À partir d’un portrait de phase, l’attracteur peut être caractérisé. Il s’agit d’un « objet » vers lequel un système converge asymptotiquement. Cela peut être un point fixe, une courbe ou un attracteur étrange comme celui de Lorenz en forme d’ailes de papillon.

Attracteur de Lorenz, © Wikimedia commons

On distingue ainsi les systèmes conservatifs des dissipatifs. Dans les premiers, la condition initiale impose l’énergie du système, qui se conserve, et chaque valeur de l’énergie impose une trajectoire donnée. Dans les systèmes dissipatifs la dissipation de l’énergie, comme dans le cas du pendule simple amorti, conduit à un état final unique, quelle que soit la condition initiale, après un régime transitoire dépendant, lui, de la condition initiale.
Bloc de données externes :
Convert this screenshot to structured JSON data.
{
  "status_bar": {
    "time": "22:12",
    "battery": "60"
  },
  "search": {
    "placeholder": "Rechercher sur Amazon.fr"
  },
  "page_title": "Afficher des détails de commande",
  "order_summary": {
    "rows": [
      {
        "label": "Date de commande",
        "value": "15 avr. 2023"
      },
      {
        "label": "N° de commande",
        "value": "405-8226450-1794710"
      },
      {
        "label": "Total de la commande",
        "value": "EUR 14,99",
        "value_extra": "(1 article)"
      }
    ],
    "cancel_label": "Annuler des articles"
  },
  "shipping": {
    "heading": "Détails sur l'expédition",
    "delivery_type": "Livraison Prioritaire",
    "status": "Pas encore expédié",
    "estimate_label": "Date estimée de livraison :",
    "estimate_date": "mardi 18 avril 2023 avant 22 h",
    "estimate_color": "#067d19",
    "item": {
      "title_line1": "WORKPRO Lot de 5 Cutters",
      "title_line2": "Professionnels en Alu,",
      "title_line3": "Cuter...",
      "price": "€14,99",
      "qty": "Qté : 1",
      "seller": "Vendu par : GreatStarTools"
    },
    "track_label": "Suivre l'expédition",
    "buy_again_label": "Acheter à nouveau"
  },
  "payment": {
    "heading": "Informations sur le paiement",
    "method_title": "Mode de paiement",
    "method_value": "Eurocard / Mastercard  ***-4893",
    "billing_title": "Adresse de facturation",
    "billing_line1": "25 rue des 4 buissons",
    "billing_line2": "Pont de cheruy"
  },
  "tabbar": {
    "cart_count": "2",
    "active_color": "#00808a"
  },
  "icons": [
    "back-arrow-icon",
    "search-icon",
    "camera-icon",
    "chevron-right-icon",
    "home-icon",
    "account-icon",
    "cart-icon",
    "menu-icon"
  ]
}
On parle alors d’attracteur pour définir cet état final asymptotique. Prenons l’exemple de l’application du boulanger qui consiste à fabriquer de la pâte feuilletée en étirant et pliant la pâte. On peut faire subir la même chose à un portrait par exemple : au départ le personnage deviendra totalement méconnaissable et au bout d’un certain nombre d’itérations, on obtiendra quelque chose de très proche de l’image initiale, puis de nouveau une image brouillée, etc.

Portrait de Poincaré modifié par itérations de "l’application du boulanger", © Sophie Mugnier

Il s’agit d’un système déterministe chaotique conservatif car l’état initial est très important, chaque étape est déterminée par la précédente et on passe très près de la situation initiale sans jamais la reproduire exactement. Ceci explique pourquoi le système est chaotique et non pas périodique.

Le chaos est partout…

…en chimie

C’est ce qu’a découvert le chimiste russe Boris Pavlovich Belousov en 1950 lorsqu’il a mélangé cinq composés dans l’eau à température ambiante. Intéressé par une réaction d’oxydoréduction, Belousov a voulu déterminer son point équivalent, c’est-à-dire lorsque les espèces chimiques sont en quantités équivalentes. Dans ce but, il utilisait un indicateur d’oxydo-réduction, une association de deux molécules capables de donner une couleur à la solution, indiquant ainsi le potentiel d’oxydo-réduction de la solution à tout moment de la réaction. Alors qu’il s’attendait à observer un virage de la couleur de la solution à cause de l’indicateur, il constata que la solution changeait périodiquement de couleur avec une grande régularité. Il avait mis en évidence une réaction oscillante dans le temps et dans l’espace !

Cliquez ici pour voir une vidéo de l’expérience

Une dizaine d’années plus tard, Anatol Zhabotinsky a pu expliquer ce phénomène et a même modifié la réaction pour avoir des oscillations encore plus importantes !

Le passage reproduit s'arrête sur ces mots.